Then she paused a moment and glanced up. She was smiling, and the two dimples that came in her cheeks rather enhanced her beauty.

Then he saw that she also had teeth that were white and regular, that her lips were red and her eyelashes long.

You know a bargaining man takes in all these things, just the same as a buyer of beef on the hoof feels and prods the cattle in the search for blemishes.

“There is nothing in the world I would like better than to travel.”

She looked him squarely in the eyes, and her smile was accentuated. Then she resumed her work. As for him he leaned still farther back in the comfortable chair and sucked complacently on his big Havana.

“I knew you was a nice little girl as soon as I saw you.”

“Did you?”

The rapid, supple fingers never paused for a moment in their work, and were trimming, rubbing and polishing those awful nails into some kind of decent shape. The thick, heavy, hairy hand, with its spatulate extremities, showed physical strength and nothing else. It was made for work, and it had worked, too, in its day.

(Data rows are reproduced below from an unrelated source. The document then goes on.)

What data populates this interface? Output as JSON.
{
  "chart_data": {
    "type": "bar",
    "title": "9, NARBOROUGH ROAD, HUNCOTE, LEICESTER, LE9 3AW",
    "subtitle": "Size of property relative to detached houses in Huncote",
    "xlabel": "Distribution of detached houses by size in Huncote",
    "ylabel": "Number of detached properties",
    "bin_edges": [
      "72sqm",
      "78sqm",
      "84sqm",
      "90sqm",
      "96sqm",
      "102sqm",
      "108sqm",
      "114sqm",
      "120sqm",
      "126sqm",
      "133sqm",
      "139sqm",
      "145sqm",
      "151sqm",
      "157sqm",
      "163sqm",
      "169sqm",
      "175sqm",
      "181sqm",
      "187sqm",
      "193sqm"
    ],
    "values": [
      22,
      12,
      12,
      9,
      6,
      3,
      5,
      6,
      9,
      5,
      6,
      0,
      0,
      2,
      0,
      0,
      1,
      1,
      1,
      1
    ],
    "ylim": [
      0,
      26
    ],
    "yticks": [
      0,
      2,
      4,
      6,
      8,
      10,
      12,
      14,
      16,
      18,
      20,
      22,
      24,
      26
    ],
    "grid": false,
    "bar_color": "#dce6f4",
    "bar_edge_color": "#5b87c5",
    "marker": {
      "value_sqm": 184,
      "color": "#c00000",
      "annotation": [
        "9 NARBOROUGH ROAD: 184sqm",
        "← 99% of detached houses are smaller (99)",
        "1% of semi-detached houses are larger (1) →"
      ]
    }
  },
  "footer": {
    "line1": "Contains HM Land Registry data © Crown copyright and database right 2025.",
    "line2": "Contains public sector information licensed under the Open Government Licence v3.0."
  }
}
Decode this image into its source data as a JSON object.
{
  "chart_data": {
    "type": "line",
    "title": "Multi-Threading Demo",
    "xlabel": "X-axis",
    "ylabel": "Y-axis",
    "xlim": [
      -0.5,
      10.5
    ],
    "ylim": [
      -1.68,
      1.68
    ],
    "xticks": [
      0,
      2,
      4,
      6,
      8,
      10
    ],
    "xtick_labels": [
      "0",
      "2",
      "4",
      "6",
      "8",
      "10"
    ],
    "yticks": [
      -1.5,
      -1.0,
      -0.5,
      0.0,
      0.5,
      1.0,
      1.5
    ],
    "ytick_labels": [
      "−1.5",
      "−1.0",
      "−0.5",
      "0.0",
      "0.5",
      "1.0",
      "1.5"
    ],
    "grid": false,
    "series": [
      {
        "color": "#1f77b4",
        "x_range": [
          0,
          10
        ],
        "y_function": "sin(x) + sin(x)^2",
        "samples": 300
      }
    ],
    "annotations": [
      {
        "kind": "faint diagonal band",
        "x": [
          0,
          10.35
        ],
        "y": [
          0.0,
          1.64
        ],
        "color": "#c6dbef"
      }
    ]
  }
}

It had been used to the most ordinary and menial kind of labor, as the hands of its ancestors had. It had lifted beams and handled picks and shovels. It had pulled at ropes and tugged at heavy burdens. It had had little to do with the gentler side of life, and even the big diamond ring on the fourth finger could not hide its early career.

But an accident happened—a money-making accident which some might call opportunity—and the hands had been withdrawn from their labors, and the callous spots had a chance to disappear—gradually, but none the less surely. The movement of the slim white fingers caused him to look down, and he was conscious of the fact that his heart was beating a bit faster than usual. The blue smoke from his cigar curled up through his mustache, it crept into his eyes and made them sting. Through the haze he noticed that the girl had a bow of black ribbon fastened to her hair.

“I’ll bet you’d be a good sport if you had the chance.”